The Supreme Court's unsigned shadow-docket stay reinstates Alabama's 2023 congressional map for 2026, overriding a district court ruling that found it racially discriminatory.
The Supreme Court, acting on the shadow docket, issued an unsigned order on June 2, 2026, staying a federal district court injunction that had blocked Alabama from using its 2023 congressional map in the 2026 elections [1]. The stay reinstates a map that the district court, in a 78-page opinion, had found to be intentionally racially discriminatory in violation of the 14th Amendment [2]. The order was issued without full briefing, oral argument, or a signed majority opinion.

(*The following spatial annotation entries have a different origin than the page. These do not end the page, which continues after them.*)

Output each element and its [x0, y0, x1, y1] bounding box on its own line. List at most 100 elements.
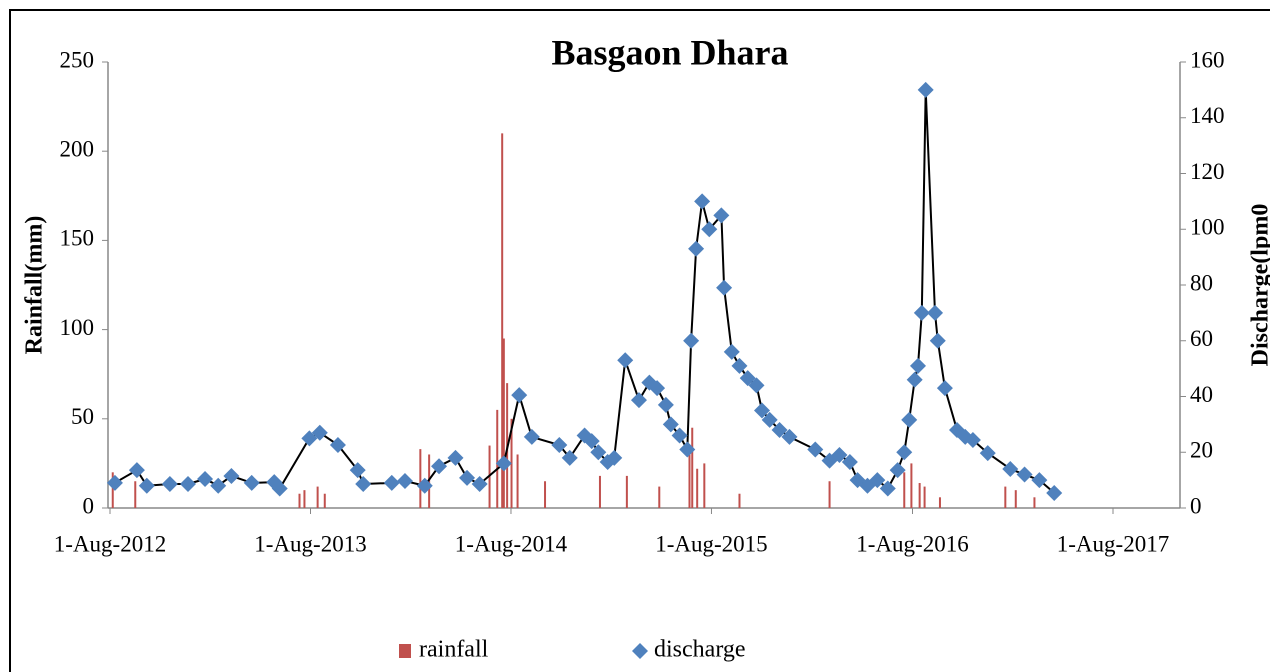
- legend-label: discharge: [654, 637, 746, 663]
- y2-tick-label: 0: [1190, 493, 1202, 518]
- rainfall-bar: [496, 409, 499, 508]
- discharge-marker: [495, 455, 512, 472]
- discharge-marker: [511, 387, 528, 404]
- legend-swatch: [632, 643, 648, 659]
- discharge-marker: [929, 332, 946, 349]
- rainfall-bar: [419, 449, 422, 508]
- x-tick-label: 1-Aug-2014: [455, 531, 568, 556]
- discharge-marker: [927, 304, 944, 321]
- y2-tick-label: 140: [1190, 103, 1225, 128]
- discharge-marker: [716, 279, 733, 296]
- discharge-marker: [761, 411, 778, 428]
- rainfall-bar: [502, 338, 505, 508]
- x-tick-label: 1-Aug-2016: [856, 531, 968, 556]
- rainfall-bar: [1014, 490, 1017, 508]
- discharge-marker: [731, 357, 748, 374]
- discharge-marker: [223, 467, 240, 484]
- discharge-marker: [271, 480, 288, 497]
- discharge-marker: [901, 411, 918, 428]
- rainfall-bar: [1033, 497, 1036, 508]
- rainfall-bar: [111, 472, 114, 508]
- discharge-marker: [896, 444, 913, 461]
- discharge-marker: [964, 431, 981, 448]
- discharge-marker: [781, 428, 798, 445]
- legend-label: rainfall: [419, 637, 489, 663]
- discharge-marker: [739, 370, 756, 387]
- y2-tick-label: 60: [1190, 326, 1213, 351]
- discharge-marker: [606, 449, 623, 466]
- discharge-marker: [909, 357, 926, 374]
- y-tick-label: 0: [83, 493, 95, 518]
- discharge-marker: [753, 402, 770, 419]
- discharge-marker: [523, 428, 540, 445]
- discharge-marker: [590, 444, 607, 461]
- rainfall-bar: [688, 454, 691, 508]
- discharge-marker: [713, 207, 730, 224]
- rainfall-bar: [923, 486, 926, 508]
- discharge-marker: [301, 430, 318, 447]
- discharge-marker: [128, 462, 145, 479]
- rainfall-bar: [703, 463, 706, 508]
- discharge-marker: [138, 477, 155, 494]
- discharge-marker: [694, 193, 711, 210]
- rainfall-bar: [918, 483, 921, 508]
- discharge-marker: [671, 427, 688, 444]
- discharge-marker: [889, 462, 906, 479]
- rainfall-bar: [658, 486, 661, 508]
- discharge-marker: [807, 441, 824, 458]
- x-tick-label: 1-Aug-2012: [54, 531, 166, 556]
- discharge-marker: [617, 352, 634, 369]
- x-tick-label: 1-Aug-2017: [1057, 531, 1169, 556]
- x-tick-label: 1-Aug-2015: [655, 531, 767, 556]
- rainfall-bar: [903, 472, 906, 508]
- discharge-marker: [561, 449, 578, 466]
- discharge-marker: [416, 477, 433, 494]
- discharge-marker: [459, 469, 476, 486]
- discharge-marker: [879, 480, 896, 497]
- discharge-marker: [841, 454, 858, 471]
- rainfall-bar: [625, 475, 628, 508]
- x-tick-label: 1-Aug-2013: [254, 531, 366, 556]
- discharge-marker: [906, 371, 923, 388]
- chart-title: Basgaon Dhara: [551, 32, 788, 72]
- discharge-marker: [349, 462, 366, 479]
- discharge-marker: [243, 474, 260, 491]
- discharge-marker: [311, 424, 328, 441]
- chart-frame: [9, 9, 1270, 672]
- discharge-marker: [917, 81, 934, 98]
- rainfall-bar: [598, 475, 601, 508]
- rainfall-bar: [134, 481, 137, 508]
- discharge-marker: [831, 447, 848, 464]
- discharge-marker: [662, 416, 679, 433]
- discharge-marker: [471, 476, 488, 493]
- discharge-marker: [679, 441, 696, 458]
- discharge-marker: [723, 343, 740, 360]
- rainfall-bar: [738, 493, 741, 508]
- rainfall-bar: [501, 133, 504, 509]
- discharge-marker: [1016, 466, 1033, 483]
- rainfall-bar: [303, 490, 306, 508]
- discharge-marker: [210, 477, 227, 494]
- discharge-marker: [396, 472, 413, 489]
- legend-swatch: [399, 644, 411, 658]
- discharge-marker: [1031, 472, 1048, 489]
- y-axis-title: Rainfall(mm): [22, 216, 48, 355]
- discharge-marker: [688, 240, 705, 257]
- rainfall-bar: [691, 427, 694, 508]
- rainfall-bar: [910, 463, 913, 508]
- y2-tick-label: 100: [1190, 215, 1225, 240]
- discharge-marker: [583, 433, 600, 450]
- discharge-marker: [657, 396, 674, 413]
- discharge-marker: [197, 471, 214, 488]
- discharge-marker: [936, 380, 953, 397]
- y2-tick-label: 120: [1190, 159, 1225, 184]
- discharge-marker: [701, 221, 718, 238]
- discharge-marker: [683, 332, 700, 349]
- y-tick-label: 50: [71, 404, 94, 429]
- discharge-marker: [913, 304, 930, 321]
- discharge-marker: [1046, 484, 1063, 501]
- discharge-marker: [979, 445, 996, 462]
- y2-tick-label: 40: [1190, 382, 1213, 407]
- discharge-marker: [179, 476, 196, 493]
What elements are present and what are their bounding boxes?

The case is the latest phase of Allen v. Milligan, a multi-year redistricting dispute in which Alabama has repeatedly resisted court-ordered remediation. The underlying action proceeded before a three-judge federal district court, which had enjoined Alabama's 2023 map after finding that it failed to comply with the Supreme Court's 2023 Allen v. Milligan ruling requiring the state to draw a second majority-Black congressional district [1]. The NAACP Legal Defense Fund represents the plaintiffs challenging the map [2]. Three justices, Sonia Sotomayor, Elena Kagan, and Ketanji Brown Jackson, noted their dissent from the stay order [1].
The Court grounded the stay in the Purcell principle, the doctrine counseling against judicial intervention in election administration close to an election date [2]. Critics of the order argue that invoking Purcell in this context effectively rewards years of deliberate non-compliance: Alabama has now cycled through multiple maps, each found deficient, and will nonetheless use a judicially condemned plan for an imminent election cycle [3]. The district court's injunction had rested on detailed factual findings, not a close legal question, making the stay's implicit merits determination notable. The order eliminates, for the 2026 cycle, the second majority-Black district the Court's 2023 ruling required the state to create [1].
The shadow docket posture compounds the order's significance. No reasoned opinion accompanies the stay, leaving lower courts, litigants, and legislatures without guidance on how the majority weighed the equities or assessed the underlying constitutional claim [2]. The stay does not resolve the merits; the litigation continues. Whether the Court will hear full argument on the constitutionality of Alabama's map, or allow the case to become moot after the 2026 elections, remains the central procedural question [3].